David Brooks
Nos
acaban de informar que todos los que usamos teléfonos y cualquiera de
los principales servicios de comunicación cibernética –o sea, casi todo
correo electrónico, chat, videochat, video, llamada por
Internet, documento– está potencialmente expuesto a ser espiado por los
servicios de inteligencia de Estados Unidos, particularmente si las
comunicaciones son internacionales.
Nos acaban de informar que los encargados de supervisar estos
programas en nombre del pueblo no estaban enterados de gran parte de
este masivo aparato de vigilancia. Nos acaban de informar los
gobernantes que nadie se tiene que preocupar, porque se puede confiar
en que ellos hacen
lo correcto.
Nos acaban de informar que los derechos a la privacidad y a la libre
expresión garantizados por la Constitución y las leyes federales tienen
que ser parcialmente anulados para poder defenderlos de los enemigos,
aquellos que odian las libertades y los derechos que se tienen aquí.
Y eso que apenas nos estamos enterando de todo esto y nadie sabe qué
más hay, ya que el gobierno tiene que guardar secreto en defensa de la
libertad, dicen.
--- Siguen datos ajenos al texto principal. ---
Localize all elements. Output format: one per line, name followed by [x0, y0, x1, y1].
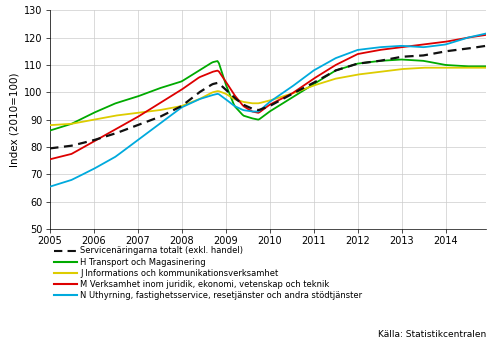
Text: Källa: Statistikcentralen: Källa: Statistikcentralen: [378, 330, 486, 339]
Y-axis label: Index (2010=100): Index (2010=100): [10, 73, 20, 167]
Legend: Servicenäringarna totalt (exkl. handel), H Transport och Magasinering, J Informa: Servicenäringarna totalt (exkl. handel),…: [54, 247, 363, 300]
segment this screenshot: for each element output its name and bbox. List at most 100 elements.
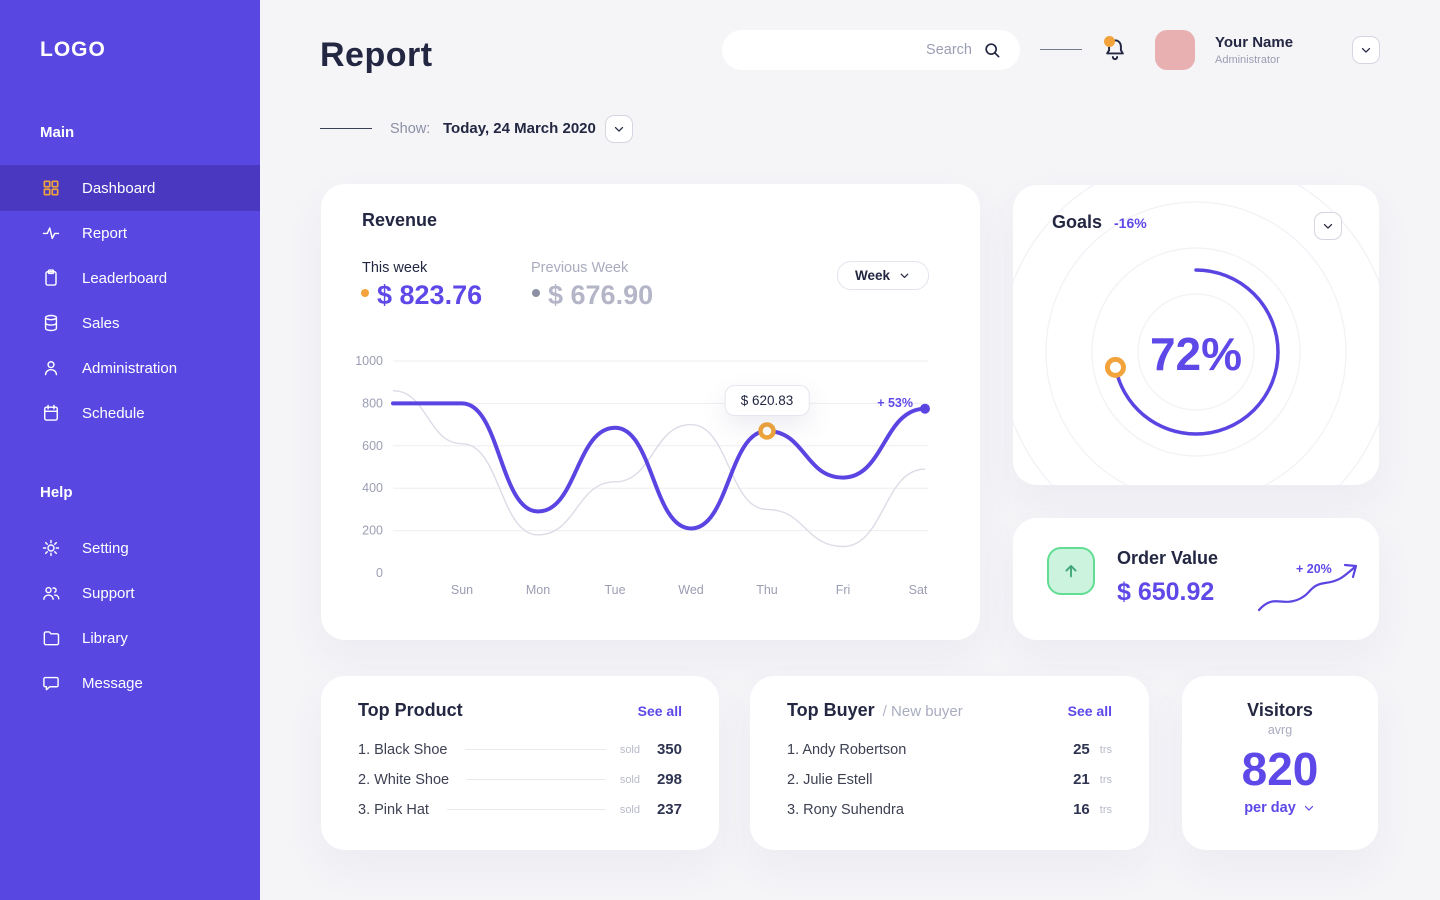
product-name: 1. Black Shoe <box>358 741 448 758</box>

Hasta las reglas de cómo se hace todo esto dentro de
la legalidad y con pleno respeto a los derechos de los ciudadanos –lo
cual aseguran el gobierno de Barack Obama y la cúpula legislativa de
ambos partidos– son secretas.
El valiente comentarista Glenn Greenwald, de The Guardian, quien
con otros colegas ha divulgado las filtraciones de Edward Snowden, el
ex contratista de la Agencia de Seguridad Nacional (NSA) que reveló los
masivos programas secretos de vigilancia –algo que Daniel Ellsberg,
quien filtró los célebres Papeles del Pentágono hace 40 años, consideró la
filtración más importante en la historia estadunidense–, advirtió este fin de semana que hay mucho más y que el material publicado hasta ahora sólo es
la punta del iceberg.
Las justificaciones de todo esto son las mismas desde el 11 de
septiembre de 2001, aunque lo más notable ahora es que un presidente
demócrata y un amplio número de legisladores demócratas que antes
fueron críticos feroces de esta
intrusióna la privacidad, cuando George W. Bush era presidente, ahora la defienden con la misma retórica de
protegeral país del
terrorismo.
El legendario periodista I.F. Stone aconsejaba a todo periodista que cubría política:
si quieres saber sobre gobiernos, todo lo que tienes que saber son tres palabras: los gobiernos mienten.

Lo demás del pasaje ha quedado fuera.